Please forgive me my sins... a confession
I did work for PC Servicecall on their helplines.
I'm not exactly an idiot (although the odd lapse in common sense isn't unheard of) and I did go in with the best of intentions and to 'tide me over until I decided what I wanted to do with my life' after failing my degree (again - not a lack of knowledge really, more to do with lectures being next to a large selection of pubs).
Eventually I worked my way up to the glorious position of 'Technical Advisor' where one of my duties was covering the branch action line and dealing with queries from store staff in addition to the confused customers who in many cases did seem to have been spoonfed some utter crap to get them out of door a couple of grand lighter and weighed down by a PC that would do anything except what they wanted to do in the first place (usually selling fast PCs with almost no graphics features as a 'gaming machine').
You could sit there, cover the phone display and I swear half the time if it wasn't for the fact that store staff anounce themselves you'd be hard pressed to tell the difference between the staff and customers!
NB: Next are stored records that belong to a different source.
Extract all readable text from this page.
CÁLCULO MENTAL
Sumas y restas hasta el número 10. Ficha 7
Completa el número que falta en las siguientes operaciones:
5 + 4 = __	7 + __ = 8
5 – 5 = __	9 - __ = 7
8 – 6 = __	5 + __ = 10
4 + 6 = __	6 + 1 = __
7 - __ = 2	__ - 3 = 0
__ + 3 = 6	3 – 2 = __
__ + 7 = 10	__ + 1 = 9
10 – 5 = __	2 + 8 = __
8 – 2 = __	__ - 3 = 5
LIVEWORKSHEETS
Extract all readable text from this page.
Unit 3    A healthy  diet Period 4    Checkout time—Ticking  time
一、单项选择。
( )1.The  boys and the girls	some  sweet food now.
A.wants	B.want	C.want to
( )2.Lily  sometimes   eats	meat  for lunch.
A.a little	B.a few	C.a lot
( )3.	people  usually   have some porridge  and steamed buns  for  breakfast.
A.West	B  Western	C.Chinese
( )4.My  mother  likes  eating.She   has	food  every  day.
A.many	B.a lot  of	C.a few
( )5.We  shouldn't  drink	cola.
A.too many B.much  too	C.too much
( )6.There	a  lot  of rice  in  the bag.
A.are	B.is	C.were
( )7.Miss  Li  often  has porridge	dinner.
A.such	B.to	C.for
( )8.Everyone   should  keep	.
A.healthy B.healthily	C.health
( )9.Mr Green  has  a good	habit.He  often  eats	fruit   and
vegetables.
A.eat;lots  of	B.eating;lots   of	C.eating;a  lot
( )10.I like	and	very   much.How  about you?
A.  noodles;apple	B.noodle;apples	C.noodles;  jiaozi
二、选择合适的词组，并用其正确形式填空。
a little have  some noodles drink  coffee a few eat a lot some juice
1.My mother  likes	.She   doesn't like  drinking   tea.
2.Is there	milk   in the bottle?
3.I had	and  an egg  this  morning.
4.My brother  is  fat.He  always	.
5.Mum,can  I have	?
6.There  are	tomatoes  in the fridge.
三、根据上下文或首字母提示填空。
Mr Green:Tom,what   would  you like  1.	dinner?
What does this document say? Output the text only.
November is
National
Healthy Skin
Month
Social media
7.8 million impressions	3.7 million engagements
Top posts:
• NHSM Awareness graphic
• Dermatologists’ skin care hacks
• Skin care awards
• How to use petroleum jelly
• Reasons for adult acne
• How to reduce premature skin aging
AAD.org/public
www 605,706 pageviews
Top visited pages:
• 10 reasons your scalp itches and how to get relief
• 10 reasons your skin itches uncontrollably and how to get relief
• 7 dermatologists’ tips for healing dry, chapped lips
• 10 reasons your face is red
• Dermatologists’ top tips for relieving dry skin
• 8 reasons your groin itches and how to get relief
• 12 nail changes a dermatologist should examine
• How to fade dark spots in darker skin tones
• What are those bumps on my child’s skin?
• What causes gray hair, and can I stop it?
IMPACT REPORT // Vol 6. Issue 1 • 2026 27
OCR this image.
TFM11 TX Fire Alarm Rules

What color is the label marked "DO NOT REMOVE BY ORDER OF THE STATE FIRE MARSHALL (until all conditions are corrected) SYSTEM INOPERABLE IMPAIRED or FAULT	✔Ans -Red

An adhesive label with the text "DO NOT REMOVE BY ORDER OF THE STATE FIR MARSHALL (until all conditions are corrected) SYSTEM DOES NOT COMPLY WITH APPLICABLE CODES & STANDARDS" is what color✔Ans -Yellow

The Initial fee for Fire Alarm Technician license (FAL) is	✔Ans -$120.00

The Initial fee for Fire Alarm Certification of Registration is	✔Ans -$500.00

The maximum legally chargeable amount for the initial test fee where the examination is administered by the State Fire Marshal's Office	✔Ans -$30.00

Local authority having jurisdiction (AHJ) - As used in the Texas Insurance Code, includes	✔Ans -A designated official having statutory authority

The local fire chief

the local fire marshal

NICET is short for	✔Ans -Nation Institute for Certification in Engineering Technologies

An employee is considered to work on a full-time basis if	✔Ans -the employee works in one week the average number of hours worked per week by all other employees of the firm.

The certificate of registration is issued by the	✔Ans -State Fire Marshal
For what it is worth though when I was there I was around a group of people who did genuinely know what they were doing and care. They were only too happy to pull out all the stops and get the customer back on track doing exactly what they wanted to be doing. Sadly this did often mean reversing something one of the muppet callcentre or store staff had done that had only made things worse and I felt a customer had been royally shafted I would actually brief them on the sales of goods act, coaching them with the required wording to get the store manager to take note. Probably made me unpopular a few times but I value my self respect more than my managers opinion any day of the week.
But alas the targets went up and up, catheta* (sorry - capita) took over and customers were getting a rougher ride as time went by due to some decsions which could only be described as 'really bloody stupid' by people on the shop floor, managers only knew how to scream variations of 'work faster or else!' in order to meet targets and apathy ran rampant everywhere.
Apart from the people who saw the writing on the wall who promptly buggered off in the summer exodus of 2006. And by christ I'm glad to say I'm one of them!
I'm finishing up a software engineering degree now and there's no way in hell I'm going to give up or be tempted into slacking off this time because I know where I'm going to end up if I don't succeed. I'm going to end up a tech guy.
If that doesn't motivate me nothing will.
*Always thought this was a more appropriate name for the company seeing as they seem to excel at taking the piss.